C. Electromagnetic Discipline of the Environment

• Minimize stray high-frequency noise.
• Experiments inside a Faraday cube to isolate PBM + magnetic field effects.

D. Chemical Hygiene

• Adequate Mg²⁺/K⁺ for DNA polymerases.
• Low-D water experiments (often linked to reduced ROS).
• NAD⁺/SIRT axis modulation only in model systems.

4. Experimental Protocol (8–12 Weeks, Cell/Organoid Models)

Groups:

• Group A: PBM only
• Group B: Magnetic fields only
• Group C: Combined PBM + Magnetic fields
• Group D: Controls (no intervention)

Biomarkers:

• Epigenetic clocks: Illumina EPIC, telomere qPCR.
• DNA damage/repair: γ-H2AX, 53BP1 foci, comet assay, PARP activity.
• Mito function: ΔΨm, OCR/ECAR, ATP, ROS.
• Physical markers: dielectric spectrum, FTIR/Raman of water/proteins, fluctuation spectroscopy.
• Longevity markers: SA-β-gal senescence, cell doubling until arrest, morphology.

Expected BSM-SG signature: lower variance and noise, slower accumulation of DNA/mitochondrial damage, preserved chromatin architecture.

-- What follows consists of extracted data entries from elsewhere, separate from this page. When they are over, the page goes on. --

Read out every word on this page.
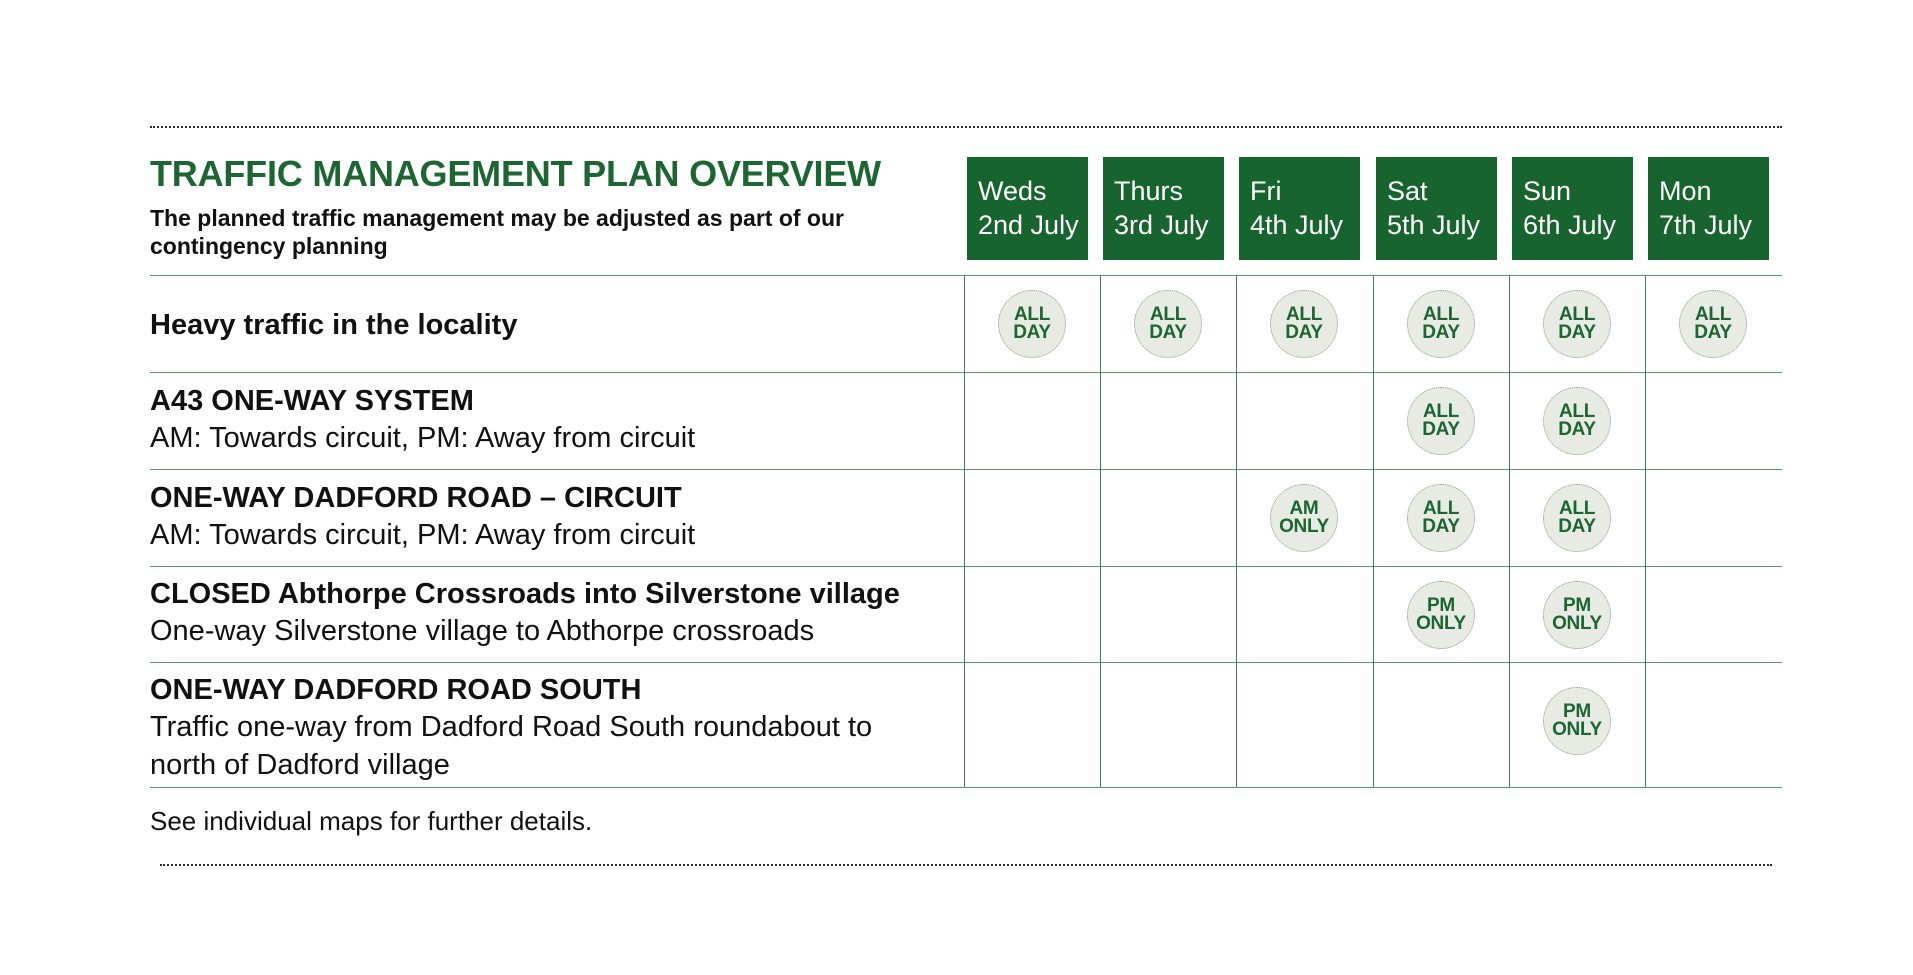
TRAFFIC MANAGEMENT PLAN OVERVIEW
The planned traffic management may be adjusted as part of our contingency planning
Weds
2nd July
Thurs
3rd July
Fri
4th July
Sat
5th July
Sun
6th July
Mon
7th July
Heavy traffic in the locality
A43 ONE-WAY SYSTEM
AM: Towards circuit, PM: Away from circuit
ONE-WAY DADFORD ROAD – CIRCUIT
AM: Towards circuit, PM: Away from circuit
CLOSED Abthorpe Crossroads into Silverstone village
One-way Silverstone village to Abthorpe crossroads
ONE-WAY DADFORD ROAD SOUTH
Traffic one-way from Dadford Road South roundabout to north of Dadford village
ALL
DAY
ALL
DAY
ALL
DAY
ALL
DAY
ALL
DAY
ALL
DAY
ALL
DAY
ALL
DAY
AM
ONLY
ALL
DAY
ALL
DAY
PM
ONLY
PM
ONLY
PM
ONLY
See individual maps for further details.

5. Experimental Setup: Coherent Bioreactor

• Dark enclosure (Faraday cage style).
• NIR LED matrix with PWM control (660/810 nm).
• Helmholtz coils generating weak, tunable μT–mT fields.
• Temperature/humidity control (±0.1°C, ±2%).
• DAQ logging system connected to photodiodes, magnetic probes, and environmental sensors.

Data logged continuously for spectral, time-series, and correlation analysis.

6. Data Analysis (R/Python Template)

• Signal Preprocessing: detrending, normalization, Fourier/PSD analysis.
• Statistical Testing: ANOVA across A/B/C/D groups.
• Biomarker Correlation: linking mitochondrial ROS to epigenetic drift.
• Pattern Extraction: PCA/ML clustering to identify “coherence-preserving” signatures.

7. What Not to Do

• No strong RF/microwave fields without ethics & thermal monitoring.
• No human applications — strictly for cell/organoid research.
• No blind supplementation without biomarker feedback.

Conclusion

Within the BSM-SG framework, aging is understood as a progressive dephasing of coherent helical structures. By systematically probing how light, weak fields, and structured environments influence cellular coherence, we may establish an engineering foundation for slowing biological decoherence.

This roadmap provides a clear A/B/C test framework, a coherent bioreactor design, and a data analysis pipeline for experimental validation.